# Summer flights



## MaidenScotland (Jun 6, 2009)

I have been looking for flights over the summer months and they are already a horrendous price which I presume is due to the Olympics being held in London...
My flights to Spain are also huge so I guess they have got the Europe market well covered in case people try flying into Europe cheaply then a cheap out to the UK..


I may well be walking and swimming...


----------



## ArabianNights (Jul 23, 2011)

At University today, some of the Italian students were talking about a ship that goes from Alexandria to Venice, but it would cost more then double that to get a domestic flight to say, Rome for example. Summer flights have always been horrendous, but what you are saying is making me want to move fast in changing my return flight date back to London... I booked it to leave Cairo end of July, as I had planned before to travel around Jordan and/or Palestine and Lebanon straight after my course is over until end of July. That's not gonna happen now - so am gonna see if I can try and change my flight to as soon as school is done!


----------



## MaidenScotland (Jun 6, 2009)

ArabianNights said:


> At University today, some of the Italian students were talking about a ship that goes from Alexandria to Venice, but it would cost more then double that to get a domestic flight to say, Rome for example. Summer flights have always been horrendous, but what you are saying is making me want to move fast in changing my return flight date back to London... I booked it to leave Cairo end of July, as I had planned before to travel around Jordan and/or Palestine and Lebanon straight after my course is over until end of July. That's not gonna happen now - so am gonna see if I can try and change my flight to as soon as school is done!




My flight with Iberia to Alicante.. they are looking for 8000 LE and that is the cheapest ticket.. I like to fly business but don't think I will be this summer

August


----------



## JochenvW (Jan 9, 2012)

We hear from our airlines that booking numbers for the summer are soaring. Unfortunately for the tourism industry it's the Egyptians and Expats booking summer vacation outside Egypt while usually it was the other way round. Business Class is less affected.


----------



## bat (Dec 1, 2010)

JochenvW said:


> We hear from our airlines that booking numbers for the summer are soaring. Unfortunately for the tourism industry it's the Egyptians and Expats booking summer vacation outside Egypt while usually it was the other way round. Business Class is less affected.
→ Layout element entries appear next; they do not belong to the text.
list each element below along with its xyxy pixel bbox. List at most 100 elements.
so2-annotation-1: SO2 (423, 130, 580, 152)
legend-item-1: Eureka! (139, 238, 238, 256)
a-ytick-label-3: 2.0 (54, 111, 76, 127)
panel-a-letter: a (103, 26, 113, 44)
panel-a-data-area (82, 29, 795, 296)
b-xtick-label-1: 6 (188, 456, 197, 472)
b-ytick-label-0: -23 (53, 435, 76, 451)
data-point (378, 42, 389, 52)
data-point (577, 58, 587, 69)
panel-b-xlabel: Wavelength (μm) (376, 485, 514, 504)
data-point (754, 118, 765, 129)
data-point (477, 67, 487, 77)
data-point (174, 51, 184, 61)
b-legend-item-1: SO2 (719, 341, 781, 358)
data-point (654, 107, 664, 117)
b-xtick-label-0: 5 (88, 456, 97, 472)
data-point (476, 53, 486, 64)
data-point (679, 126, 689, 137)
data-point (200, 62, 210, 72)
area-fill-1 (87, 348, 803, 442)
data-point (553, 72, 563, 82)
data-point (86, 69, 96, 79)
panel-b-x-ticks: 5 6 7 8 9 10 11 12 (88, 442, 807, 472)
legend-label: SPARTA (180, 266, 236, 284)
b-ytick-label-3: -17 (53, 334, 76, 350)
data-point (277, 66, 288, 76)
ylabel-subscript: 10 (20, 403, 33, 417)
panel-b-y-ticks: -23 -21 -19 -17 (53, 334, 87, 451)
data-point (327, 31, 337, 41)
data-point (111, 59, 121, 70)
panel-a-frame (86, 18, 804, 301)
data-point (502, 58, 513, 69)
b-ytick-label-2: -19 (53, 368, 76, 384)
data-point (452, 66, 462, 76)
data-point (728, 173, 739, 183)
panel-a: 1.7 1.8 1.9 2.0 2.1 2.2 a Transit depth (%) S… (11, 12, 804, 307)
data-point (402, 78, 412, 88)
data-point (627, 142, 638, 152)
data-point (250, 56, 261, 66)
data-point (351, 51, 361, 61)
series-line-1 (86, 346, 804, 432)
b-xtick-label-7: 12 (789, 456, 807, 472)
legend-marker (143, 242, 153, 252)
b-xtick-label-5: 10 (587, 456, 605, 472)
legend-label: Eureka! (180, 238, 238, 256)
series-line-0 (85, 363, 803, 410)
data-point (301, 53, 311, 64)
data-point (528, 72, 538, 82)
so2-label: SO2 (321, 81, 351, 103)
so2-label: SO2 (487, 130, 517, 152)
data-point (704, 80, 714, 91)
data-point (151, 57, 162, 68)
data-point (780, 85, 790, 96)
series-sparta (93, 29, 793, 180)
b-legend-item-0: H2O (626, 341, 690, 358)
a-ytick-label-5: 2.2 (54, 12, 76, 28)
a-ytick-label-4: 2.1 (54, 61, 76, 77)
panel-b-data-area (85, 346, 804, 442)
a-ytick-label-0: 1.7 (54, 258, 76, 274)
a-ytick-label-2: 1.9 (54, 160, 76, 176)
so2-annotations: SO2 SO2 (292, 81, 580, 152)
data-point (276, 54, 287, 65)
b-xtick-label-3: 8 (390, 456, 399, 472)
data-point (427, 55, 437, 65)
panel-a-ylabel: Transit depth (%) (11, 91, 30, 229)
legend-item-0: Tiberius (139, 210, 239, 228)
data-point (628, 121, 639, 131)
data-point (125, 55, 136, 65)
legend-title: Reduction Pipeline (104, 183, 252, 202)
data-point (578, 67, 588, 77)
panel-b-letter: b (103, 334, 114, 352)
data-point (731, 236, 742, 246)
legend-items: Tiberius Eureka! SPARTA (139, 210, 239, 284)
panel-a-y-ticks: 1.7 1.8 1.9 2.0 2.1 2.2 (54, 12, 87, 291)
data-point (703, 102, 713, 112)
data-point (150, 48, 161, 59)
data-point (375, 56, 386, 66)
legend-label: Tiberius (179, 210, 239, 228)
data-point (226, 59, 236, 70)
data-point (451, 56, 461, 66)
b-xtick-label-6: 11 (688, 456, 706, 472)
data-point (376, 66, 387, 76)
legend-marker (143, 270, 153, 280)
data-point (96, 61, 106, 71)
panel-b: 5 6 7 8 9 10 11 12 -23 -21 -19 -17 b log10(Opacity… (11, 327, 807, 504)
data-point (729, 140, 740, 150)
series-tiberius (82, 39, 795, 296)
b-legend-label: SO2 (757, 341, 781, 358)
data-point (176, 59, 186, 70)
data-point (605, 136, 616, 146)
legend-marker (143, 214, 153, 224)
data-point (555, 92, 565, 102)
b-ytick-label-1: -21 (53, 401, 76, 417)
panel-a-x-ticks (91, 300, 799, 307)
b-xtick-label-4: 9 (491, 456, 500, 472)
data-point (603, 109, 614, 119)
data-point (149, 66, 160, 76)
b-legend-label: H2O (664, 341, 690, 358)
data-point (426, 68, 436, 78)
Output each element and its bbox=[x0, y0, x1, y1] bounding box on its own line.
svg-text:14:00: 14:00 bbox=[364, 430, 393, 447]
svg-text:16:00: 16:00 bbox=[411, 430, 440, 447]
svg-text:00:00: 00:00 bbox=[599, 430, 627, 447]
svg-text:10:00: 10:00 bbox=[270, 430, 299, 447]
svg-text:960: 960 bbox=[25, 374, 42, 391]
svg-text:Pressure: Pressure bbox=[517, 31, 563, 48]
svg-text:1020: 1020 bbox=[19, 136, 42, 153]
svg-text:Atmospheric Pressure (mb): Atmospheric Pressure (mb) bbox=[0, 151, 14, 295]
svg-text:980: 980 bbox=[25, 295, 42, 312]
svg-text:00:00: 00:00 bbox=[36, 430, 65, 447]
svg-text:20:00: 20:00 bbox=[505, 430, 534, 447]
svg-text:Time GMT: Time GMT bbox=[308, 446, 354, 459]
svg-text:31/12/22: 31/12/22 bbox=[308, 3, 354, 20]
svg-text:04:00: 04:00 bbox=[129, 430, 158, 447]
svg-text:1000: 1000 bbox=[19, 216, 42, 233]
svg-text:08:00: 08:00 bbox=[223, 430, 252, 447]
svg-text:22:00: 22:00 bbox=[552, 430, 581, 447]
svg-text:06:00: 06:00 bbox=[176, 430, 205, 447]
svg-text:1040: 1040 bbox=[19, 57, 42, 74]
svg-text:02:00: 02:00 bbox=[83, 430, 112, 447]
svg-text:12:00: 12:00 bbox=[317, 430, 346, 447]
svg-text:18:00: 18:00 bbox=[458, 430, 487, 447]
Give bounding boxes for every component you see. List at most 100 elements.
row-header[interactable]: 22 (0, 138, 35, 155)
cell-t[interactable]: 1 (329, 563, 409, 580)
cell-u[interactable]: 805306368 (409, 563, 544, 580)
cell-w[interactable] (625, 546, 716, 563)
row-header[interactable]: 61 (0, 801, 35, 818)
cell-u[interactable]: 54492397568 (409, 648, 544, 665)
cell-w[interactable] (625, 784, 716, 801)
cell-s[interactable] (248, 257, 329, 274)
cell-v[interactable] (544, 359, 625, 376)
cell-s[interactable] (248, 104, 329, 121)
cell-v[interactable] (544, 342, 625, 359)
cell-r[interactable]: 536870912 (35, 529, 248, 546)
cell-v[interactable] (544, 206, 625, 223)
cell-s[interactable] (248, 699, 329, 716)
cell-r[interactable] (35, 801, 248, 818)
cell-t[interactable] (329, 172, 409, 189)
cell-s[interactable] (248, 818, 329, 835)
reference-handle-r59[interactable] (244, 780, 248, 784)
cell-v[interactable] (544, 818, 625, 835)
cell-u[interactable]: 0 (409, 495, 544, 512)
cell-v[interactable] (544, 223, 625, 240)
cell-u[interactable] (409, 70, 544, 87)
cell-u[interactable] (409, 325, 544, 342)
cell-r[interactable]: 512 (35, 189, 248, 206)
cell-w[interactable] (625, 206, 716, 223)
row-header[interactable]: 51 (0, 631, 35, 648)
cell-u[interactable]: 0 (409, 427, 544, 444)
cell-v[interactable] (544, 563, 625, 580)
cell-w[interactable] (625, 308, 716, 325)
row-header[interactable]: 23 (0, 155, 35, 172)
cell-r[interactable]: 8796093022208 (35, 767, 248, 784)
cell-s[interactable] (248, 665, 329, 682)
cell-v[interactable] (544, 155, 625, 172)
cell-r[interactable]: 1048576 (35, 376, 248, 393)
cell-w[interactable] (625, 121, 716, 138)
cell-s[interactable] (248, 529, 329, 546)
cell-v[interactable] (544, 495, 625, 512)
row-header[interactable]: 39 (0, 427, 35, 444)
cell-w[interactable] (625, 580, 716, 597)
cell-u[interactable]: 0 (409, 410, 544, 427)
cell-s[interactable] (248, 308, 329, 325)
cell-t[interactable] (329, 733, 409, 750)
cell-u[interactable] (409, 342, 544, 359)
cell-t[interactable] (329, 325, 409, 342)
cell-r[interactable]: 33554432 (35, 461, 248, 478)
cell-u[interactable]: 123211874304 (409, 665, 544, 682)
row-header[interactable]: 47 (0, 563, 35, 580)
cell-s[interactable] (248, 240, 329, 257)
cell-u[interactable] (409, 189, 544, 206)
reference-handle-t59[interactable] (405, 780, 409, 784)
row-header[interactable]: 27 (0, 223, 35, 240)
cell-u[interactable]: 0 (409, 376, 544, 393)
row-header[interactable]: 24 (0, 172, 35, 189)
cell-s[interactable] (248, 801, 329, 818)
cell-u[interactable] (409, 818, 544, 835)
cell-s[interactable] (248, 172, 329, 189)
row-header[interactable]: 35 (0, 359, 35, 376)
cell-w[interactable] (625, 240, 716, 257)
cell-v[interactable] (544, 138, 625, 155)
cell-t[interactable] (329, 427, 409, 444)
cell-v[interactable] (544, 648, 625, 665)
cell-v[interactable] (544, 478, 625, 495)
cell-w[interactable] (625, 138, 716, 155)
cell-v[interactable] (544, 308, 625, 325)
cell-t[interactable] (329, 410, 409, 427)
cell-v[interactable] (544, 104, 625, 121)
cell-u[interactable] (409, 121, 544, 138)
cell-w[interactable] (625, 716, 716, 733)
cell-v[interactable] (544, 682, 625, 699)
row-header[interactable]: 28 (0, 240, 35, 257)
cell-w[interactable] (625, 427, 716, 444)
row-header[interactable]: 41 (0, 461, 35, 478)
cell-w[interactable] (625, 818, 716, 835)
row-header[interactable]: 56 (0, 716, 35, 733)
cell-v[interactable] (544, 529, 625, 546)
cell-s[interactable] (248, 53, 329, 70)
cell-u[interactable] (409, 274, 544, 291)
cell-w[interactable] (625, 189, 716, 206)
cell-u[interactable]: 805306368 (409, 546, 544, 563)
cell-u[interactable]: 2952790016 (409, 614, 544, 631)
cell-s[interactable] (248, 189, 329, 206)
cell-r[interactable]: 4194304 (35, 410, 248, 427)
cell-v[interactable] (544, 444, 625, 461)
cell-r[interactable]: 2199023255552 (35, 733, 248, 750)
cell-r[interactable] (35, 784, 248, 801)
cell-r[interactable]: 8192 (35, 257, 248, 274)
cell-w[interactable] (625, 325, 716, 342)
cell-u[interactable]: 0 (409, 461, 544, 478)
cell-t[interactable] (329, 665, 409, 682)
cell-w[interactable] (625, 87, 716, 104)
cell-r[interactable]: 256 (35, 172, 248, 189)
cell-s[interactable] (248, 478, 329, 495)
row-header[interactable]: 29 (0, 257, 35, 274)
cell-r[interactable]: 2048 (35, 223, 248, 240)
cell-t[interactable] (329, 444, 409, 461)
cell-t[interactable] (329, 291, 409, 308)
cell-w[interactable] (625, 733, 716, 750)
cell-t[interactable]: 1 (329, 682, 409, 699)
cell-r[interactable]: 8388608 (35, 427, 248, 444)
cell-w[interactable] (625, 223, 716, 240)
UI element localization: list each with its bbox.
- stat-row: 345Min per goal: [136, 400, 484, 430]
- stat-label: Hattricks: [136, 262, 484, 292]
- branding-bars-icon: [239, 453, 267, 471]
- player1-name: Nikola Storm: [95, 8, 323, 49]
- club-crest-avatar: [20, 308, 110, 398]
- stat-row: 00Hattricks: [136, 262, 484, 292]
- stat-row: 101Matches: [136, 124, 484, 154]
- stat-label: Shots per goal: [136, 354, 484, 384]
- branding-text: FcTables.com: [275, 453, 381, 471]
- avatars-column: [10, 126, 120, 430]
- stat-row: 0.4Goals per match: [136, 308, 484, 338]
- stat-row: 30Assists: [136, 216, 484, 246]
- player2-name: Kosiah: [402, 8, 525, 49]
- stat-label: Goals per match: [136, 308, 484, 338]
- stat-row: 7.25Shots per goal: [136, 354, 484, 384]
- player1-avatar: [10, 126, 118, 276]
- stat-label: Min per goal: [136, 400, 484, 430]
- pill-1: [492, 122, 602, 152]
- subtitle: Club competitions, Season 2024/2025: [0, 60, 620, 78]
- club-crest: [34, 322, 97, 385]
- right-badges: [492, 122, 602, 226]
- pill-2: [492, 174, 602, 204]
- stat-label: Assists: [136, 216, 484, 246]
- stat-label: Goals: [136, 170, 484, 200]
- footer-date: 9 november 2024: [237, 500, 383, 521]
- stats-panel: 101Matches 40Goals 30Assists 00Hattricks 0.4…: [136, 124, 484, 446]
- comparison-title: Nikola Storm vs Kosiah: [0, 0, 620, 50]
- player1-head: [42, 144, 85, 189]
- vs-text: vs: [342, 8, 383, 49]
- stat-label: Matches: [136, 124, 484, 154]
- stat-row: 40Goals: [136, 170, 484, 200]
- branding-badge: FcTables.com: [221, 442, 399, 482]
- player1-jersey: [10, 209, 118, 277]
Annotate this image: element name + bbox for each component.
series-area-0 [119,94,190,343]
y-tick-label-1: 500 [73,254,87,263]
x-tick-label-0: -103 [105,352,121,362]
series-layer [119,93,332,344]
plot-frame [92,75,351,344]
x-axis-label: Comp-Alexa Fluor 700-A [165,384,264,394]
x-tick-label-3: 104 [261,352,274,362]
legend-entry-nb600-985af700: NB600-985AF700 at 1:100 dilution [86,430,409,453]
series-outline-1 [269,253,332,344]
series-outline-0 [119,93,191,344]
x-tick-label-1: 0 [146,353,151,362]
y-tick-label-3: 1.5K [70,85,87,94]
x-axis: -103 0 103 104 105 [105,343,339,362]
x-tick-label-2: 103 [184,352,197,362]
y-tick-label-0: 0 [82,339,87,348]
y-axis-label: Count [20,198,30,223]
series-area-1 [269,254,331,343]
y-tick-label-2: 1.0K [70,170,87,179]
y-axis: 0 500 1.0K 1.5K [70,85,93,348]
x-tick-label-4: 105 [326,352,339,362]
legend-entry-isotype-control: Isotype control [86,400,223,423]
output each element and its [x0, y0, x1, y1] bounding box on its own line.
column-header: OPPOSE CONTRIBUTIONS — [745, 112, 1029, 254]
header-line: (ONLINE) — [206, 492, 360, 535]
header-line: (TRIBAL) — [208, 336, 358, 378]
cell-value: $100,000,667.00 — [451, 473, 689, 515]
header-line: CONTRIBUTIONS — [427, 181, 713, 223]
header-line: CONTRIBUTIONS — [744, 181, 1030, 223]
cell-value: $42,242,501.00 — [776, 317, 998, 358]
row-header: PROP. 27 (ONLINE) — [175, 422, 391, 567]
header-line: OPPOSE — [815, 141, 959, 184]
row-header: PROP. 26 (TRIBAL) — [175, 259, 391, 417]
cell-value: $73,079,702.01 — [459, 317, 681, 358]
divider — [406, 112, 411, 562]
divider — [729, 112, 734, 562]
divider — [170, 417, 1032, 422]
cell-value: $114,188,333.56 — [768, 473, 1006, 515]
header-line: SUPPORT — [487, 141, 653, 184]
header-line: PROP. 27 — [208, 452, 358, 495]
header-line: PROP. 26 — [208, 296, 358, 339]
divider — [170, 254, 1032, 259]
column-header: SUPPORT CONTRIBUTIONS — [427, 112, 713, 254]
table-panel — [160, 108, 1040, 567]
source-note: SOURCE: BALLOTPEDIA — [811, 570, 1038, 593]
See klm prices ok but lots of sold out dates, just as well I'm staying this summer, still paying off on my credit card what I spent last summer.
So it will be back garden and a beer for me this summer!!
Bat


----------



## JochenvW (Jan 9, 2012)

bat said:


> See klm prices ok but lots of sold out dates, just as well I'm staying this summer, still paying off on my credit card what I spent last summer.
> So it will be back garden and a beer for me this summer!!
> Bat


don't forget to stock up in time before Ramadan


----------



## bat (Dec 1, 2010)

JochenvW said:


> don't forget to stock up in time before Ramadan


Already stocking up.


----------